Note that Chief Justice Rugg in the passage quoted equates the problem of the after-acquired property interest in chattels with that of the assignability of future claims. Contrast the New York distinction between these two problems, discussed in Rockmore v. Lehman, supra p. 1477, and the Note following that case.
Pre-Code authorities on the "future intangible" problem are collected in 1 G. Gilmore, Security Interests in Personal Property §§7.10-7.12 (1965),
7. U.C.C. §9-204(1) states that except in certain consumer transactions, "a security agreement may provide that any or all obligations covered by the security agreement are to be secured by after-acquired collateral." According to the Official Comment, this means that
a security interest arising by virtue of an after-acquired property clause has equal status with a security interest in collateral in which the debtor has rights at the time value is given under the security agreement. That is to say: the security interest in after-acquired property is not merely an "equitable" interest; no further action by the secured party — such as the taking of a supplemental agreement covering the new collateral — is required.
The Comment continues:
This Article accepts the principle of a "continuing general lien." It rejects the doctrine — of which the judicial attitude toward after-acquired property interests was one expression — that there is reason to invalidate as matter of law what has been variously called the floating charge, the free-handed mortgage and the lien on a shifting stock. This Article validates a security interest in the debtor's existing and future assets, even though (see Section 9-205) the debtor has liberty to use or dispose of collateral without being required to account for proceeds or substitute new collateral. (See further, however, Section 9-306 on Proceeds and Comment thereto.)
The widespread nineteenth century prejudice against the floating charge was based on a feeling, often inarticulate in the opinions, that a commercial borrower should not be allowed to encumber all his assets present and future, and that for the protection not only of the borrower but of his other creditors a cushion of free assets should be preserved.

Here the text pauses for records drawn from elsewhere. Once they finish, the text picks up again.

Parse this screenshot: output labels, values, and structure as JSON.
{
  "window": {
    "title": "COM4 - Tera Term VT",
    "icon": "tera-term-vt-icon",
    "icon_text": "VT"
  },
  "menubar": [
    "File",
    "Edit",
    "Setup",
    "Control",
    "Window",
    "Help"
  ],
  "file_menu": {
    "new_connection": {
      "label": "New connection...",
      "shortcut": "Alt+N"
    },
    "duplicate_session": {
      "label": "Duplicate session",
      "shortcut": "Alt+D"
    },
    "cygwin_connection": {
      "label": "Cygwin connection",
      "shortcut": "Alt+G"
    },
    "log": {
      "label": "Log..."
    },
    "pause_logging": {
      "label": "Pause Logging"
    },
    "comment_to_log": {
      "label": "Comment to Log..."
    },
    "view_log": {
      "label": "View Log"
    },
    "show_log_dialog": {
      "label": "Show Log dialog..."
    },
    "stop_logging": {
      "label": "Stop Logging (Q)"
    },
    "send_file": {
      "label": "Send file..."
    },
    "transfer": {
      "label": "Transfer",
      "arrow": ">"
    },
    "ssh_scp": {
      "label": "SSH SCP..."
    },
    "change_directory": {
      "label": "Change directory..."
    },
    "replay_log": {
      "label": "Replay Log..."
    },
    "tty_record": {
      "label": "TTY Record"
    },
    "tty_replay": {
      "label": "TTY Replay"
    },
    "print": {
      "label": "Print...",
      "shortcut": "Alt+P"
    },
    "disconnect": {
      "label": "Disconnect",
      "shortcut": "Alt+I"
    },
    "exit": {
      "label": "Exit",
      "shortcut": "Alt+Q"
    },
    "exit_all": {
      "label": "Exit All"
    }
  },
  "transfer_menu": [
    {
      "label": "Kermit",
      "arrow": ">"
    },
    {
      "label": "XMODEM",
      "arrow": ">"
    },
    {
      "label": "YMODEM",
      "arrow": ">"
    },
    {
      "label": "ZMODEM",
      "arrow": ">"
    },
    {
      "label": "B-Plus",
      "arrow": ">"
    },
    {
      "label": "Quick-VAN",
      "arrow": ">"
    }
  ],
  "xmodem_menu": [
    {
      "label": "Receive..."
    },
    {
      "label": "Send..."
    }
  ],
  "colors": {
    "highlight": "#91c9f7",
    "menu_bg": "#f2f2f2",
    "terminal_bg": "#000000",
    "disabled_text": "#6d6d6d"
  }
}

That inarticulate premise has much to recommend it. This Article decisively rejects it not on the ground that it was wrong in policy but on the ground that it was not effective. In pre-Code law there was a manipulation of security devices designed to avoid the policy: field warehousing, trust receipts, factor's lien acts and so on. The cushion of free assets was not preserved. In almost every state it was possible before the Code for the borrower to give a lien on everything he held or would have. There have no doubt been sufficient economic reasons for the change. This Article, in expressly validating the floating charge, merely recognizes an existing state of things. The substantive rules of law set forth in the balance of the Article are designed to achieve the protection of the debtor and the equitable resolution of the conflicting claims of creditors which the old rules no longer give.
Notice that the question of assignment of future accounts is treated like any other case or after-acquired property: no periodic list of accounts is required by this Act. Where less than all accounts are assigned such a list may of course be necessary to permit identification of the particular accounts assigned.